In between `Blue Velvet`and `Twin Peaks`, the trio collaborated on Cruise´s début album, `Into the Night`, which contains both the songs from `Blue Velvet`and three tracks, including `Falling`, which ended up as part of the score fro the `Twin Peaks` TV series. The album was released here in January but there´s expectation that it may receive a new lease of life from the `Twin Peaks´ exposure here. As for Badalamenti, he also wrote the incidental music for `Wild at Heart` and is presently working on `several other projects`with the impish Lynch: `We intend to become the Bernard Hermann and Alfred Hitchcock of the ´90s.

Badalamenti´s career has encompassed everything from songs for George Benson and the Pet Shop Boys to the scores for movies as diverse as `A Nightmare on Elm Street, Part 3`to `A Christmas Carol`, to commercials work for Calvin Klein. But his initial contact with Lynch has turned him into a cult composer, a result he says simply of `a meeting ot two minds that get off on very similar things; I´ve always been interested in the off-beat and because of my background I share David´s interest in the ´50s. For "Twin Peaks" I was very aware that he wanted music that would be intensely evocative of pain and sadness but which was also quirky and playful, and so there are fusions; there are very ´50s melodies such as "The Nightingale" and things like jangling guitars and tenor saxes for the main theme.

Whatever, Badalamenti has produced a haunting theme, a mix of pianos, strings, bass clarinets and saxes, which can break your heart, and when joined with Cruise´s pleading, smokey vocals, can put it together again.

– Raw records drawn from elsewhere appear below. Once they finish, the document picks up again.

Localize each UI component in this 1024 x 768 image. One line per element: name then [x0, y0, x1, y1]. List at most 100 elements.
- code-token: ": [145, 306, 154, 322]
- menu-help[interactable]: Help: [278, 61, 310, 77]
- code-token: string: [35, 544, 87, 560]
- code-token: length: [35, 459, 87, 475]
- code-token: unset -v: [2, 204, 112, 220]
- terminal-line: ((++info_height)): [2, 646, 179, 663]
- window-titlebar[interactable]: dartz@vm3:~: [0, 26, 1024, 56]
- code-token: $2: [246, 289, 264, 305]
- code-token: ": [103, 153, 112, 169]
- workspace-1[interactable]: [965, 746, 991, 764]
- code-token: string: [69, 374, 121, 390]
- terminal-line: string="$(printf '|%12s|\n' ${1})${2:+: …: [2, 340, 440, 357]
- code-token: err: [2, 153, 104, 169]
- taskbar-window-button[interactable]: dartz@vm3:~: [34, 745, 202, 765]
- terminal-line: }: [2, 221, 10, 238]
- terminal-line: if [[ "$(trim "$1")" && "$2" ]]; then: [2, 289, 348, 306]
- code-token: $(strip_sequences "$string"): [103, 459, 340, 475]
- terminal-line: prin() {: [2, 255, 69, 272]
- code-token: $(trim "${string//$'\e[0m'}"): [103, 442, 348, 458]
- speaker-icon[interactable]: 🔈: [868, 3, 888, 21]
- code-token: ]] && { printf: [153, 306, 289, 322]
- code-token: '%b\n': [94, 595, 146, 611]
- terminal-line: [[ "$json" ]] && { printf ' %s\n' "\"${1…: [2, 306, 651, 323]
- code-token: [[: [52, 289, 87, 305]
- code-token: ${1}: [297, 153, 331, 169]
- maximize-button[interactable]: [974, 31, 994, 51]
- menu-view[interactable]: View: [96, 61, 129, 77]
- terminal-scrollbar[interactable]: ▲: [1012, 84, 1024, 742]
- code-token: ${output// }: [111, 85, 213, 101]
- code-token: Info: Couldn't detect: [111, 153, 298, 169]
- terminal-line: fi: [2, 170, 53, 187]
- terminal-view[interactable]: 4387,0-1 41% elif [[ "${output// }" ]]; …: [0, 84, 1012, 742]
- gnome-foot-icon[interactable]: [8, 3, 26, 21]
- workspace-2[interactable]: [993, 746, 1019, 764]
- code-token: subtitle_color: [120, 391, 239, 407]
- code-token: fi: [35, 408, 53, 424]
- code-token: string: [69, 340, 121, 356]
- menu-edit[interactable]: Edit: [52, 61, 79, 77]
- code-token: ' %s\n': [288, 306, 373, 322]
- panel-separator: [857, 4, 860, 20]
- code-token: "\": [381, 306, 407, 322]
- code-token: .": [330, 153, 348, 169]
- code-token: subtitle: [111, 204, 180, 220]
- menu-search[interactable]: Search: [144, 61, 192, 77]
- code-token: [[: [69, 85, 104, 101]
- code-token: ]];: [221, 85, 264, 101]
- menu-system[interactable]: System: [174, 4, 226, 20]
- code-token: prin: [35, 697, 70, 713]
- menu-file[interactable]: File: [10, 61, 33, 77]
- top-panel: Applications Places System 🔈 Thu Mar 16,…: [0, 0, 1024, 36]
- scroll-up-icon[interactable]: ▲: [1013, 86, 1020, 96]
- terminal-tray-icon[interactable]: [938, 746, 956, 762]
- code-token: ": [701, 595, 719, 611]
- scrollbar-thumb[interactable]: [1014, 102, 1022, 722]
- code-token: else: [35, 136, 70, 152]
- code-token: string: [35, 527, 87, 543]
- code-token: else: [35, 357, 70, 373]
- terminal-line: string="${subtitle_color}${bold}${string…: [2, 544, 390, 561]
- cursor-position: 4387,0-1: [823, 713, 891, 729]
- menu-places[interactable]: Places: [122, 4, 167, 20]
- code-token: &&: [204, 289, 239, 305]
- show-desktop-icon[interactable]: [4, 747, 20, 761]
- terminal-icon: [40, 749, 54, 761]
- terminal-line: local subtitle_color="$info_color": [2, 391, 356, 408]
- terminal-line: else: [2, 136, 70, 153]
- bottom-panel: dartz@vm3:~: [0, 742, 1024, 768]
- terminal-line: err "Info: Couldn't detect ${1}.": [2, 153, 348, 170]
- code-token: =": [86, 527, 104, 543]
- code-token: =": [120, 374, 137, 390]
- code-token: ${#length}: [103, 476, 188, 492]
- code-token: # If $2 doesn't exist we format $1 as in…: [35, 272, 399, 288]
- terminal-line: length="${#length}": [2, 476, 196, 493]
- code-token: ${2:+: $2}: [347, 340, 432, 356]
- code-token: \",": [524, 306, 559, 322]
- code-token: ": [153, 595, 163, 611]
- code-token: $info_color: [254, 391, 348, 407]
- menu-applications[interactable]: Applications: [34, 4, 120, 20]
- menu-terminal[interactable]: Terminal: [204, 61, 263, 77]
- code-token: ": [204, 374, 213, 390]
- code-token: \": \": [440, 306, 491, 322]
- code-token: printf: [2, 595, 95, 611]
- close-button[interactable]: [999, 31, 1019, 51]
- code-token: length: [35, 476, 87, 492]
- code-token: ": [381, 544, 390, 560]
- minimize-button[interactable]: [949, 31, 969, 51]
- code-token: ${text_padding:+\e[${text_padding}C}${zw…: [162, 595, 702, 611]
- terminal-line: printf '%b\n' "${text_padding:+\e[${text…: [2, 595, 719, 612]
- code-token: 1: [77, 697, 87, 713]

`At the time we worked on "Twin Peaks" it was going to be called "North West Passage" and nothing had been shot. David likes to work from what he sees inside. He isn´t musical but he knows what he wants as soon as he recognises it, and I guess that we gelled as soon as I wrote the meldody for the poem in "Blue Velvet", because he just shouted out, "that´s it". Take the "Twin Peaks" main theme: he wanted something in a minor mode; dark and ominous, but also beautiful, something which makes you ache with anticipation, builds so it rips your guts out and then falls away slowly. But the details he left to me.´

While `Blue Velvet` may be Lynch´s masterpiece, it is without doubt the variety of `Twin Peaks` and its music which will fix the long 25-year career of Badalamenti in popular mythology. He is no machine operator either; over 40 per cent of the score for the series is played on acoustic instruments rather than synthesizers. As for those Emmies, Badalamenti was nominated in four categories, one of which was later withdrawn, and was pipped by, among other things, the theme to the American TV series, `Beauty and the Beast`. `We were upset we didn´t do better; but after a couple of days we got philosophical. I mean these people are real judges.`

`Twin Peaks`, the soundtrack album featuring Julee Cruise, is released by WEA on October. The single `Falling` was released on October 15. Julee Cruise´s `Into the Night`, with songs by Lynch and Badalamenti, is also available on WEA.